Deputi Bidang Protokol, Pers, dan Media Sekretariat Presiden Bey Machmudin menjelaskan kabar tersebut, sebab hal ini menjadi pertanyaan, karena dalam surat undangan para tamu diminta tidak membawa ponsel.
Bey menjelaskan, saat itu Fadil menerima telepon dengan menggunakan ponsel milik protokoler Istana.
“Jadi pertama stafnya Pak Fadil harus melaporkan hal yang penting, kemudian (stafnya) nelepon ke salah satu staf protokol Istana untuk berbicara dengan Pak Fadil,” ujar Bey, Minggu (16/10/2022).
Bey menjelaskan, sebelum memberikan ponselnya kepada Fadil, staf protokoler itu telah meminta izin dulu ke internal Istana. Mengingat acara belum dimulai, Fadil diizinkan menerima telepon tersebut.

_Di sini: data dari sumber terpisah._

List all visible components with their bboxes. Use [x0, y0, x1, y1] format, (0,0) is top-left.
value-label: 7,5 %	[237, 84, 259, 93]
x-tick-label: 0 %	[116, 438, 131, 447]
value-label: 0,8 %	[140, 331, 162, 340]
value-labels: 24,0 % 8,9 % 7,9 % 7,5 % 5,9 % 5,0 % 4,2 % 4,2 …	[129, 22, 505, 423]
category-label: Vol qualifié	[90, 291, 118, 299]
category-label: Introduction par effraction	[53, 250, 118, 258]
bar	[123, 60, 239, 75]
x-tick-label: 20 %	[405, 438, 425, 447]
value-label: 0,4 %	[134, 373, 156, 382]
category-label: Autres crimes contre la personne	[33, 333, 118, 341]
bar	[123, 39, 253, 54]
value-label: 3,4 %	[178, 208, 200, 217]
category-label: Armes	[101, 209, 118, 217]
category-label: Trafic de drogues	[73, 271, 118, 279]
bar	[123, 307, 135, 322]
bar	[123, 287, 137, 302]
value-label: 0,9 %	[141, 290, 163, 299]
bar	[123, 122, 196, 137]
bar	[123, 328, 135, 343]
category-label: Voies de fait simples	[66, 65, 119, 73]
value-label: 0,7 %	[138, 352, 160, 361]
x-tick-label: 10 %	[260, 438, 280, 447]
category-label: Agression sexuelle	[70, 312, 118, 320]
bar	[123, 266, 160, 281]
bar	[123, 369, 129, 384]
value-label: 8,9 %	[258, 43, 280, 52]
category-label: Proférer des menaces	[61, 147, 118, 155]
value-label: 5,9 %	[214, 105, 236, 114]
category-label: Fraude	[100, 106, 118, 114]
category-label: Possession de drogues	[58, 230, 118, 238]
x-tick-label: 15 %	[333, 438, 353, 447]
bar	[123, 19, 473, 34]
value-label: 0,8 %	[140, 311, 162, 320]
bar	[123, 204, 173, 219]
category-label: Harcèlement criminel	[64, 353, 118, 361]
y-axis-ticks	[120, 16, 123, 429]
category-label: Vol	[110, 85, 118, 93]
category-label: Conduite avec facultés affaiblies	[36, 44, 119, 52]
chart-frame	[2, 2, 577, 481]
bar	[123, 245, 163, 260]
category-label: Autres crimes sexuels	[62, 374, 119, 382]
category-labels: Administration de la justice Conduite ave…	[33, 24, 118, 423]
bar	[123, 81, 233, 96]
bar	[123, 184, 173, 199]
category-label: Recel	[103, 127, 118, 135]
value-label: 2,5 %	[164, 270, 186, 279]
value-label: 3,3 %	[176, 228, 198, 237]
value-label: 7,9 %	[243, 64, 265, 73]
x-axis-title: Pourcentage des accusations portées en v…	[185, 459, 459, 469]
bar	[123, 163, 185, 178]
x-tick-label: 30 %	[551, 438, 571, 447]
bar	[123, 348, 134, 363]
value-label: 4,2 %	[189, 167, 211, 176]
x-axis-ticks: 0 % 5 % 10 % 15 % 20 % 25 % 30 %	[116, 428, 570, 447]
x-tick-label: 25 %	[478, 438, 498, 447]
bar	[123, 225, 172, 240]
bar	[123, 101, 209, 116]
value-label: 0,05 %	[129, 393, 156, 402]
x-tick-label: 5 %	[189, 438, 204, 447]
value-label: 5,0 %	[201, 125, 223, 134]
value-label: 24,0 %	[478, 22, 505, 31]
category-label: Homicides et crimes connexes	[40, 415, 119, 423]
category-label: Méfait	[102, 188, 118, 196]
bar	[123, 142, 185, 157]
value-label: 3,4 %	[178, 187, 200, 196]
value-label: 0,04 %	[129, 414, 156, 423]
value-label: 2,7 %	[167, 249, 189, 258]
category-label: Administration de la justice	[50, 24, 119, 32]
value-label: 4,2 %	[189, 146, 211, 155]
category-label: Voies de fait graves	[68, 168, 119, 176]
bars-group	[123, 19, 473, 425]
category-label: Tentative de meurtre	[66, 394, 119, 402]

“(Terima telepon) tidak lama, setelah itu juga diambil lagi, dibalikin lagi. Dan itu juga kalau acara sudah mulai, tidak akan kita izinkan. Karena itu ada yang harus dilaporkan penting, jadi ya kita izinkan,” kata Bey.
Dalam arahannya, Presiden Joko Widodo memerintahkan Kapolri Jenderal Listyo Sigit Prabowo untuk memperbaiki semua aspek yang menurunkan tingkat kepercayaan pada institusi kepolisian. Mulai dari gaya hidup hingga pelanggaran oleh polisi.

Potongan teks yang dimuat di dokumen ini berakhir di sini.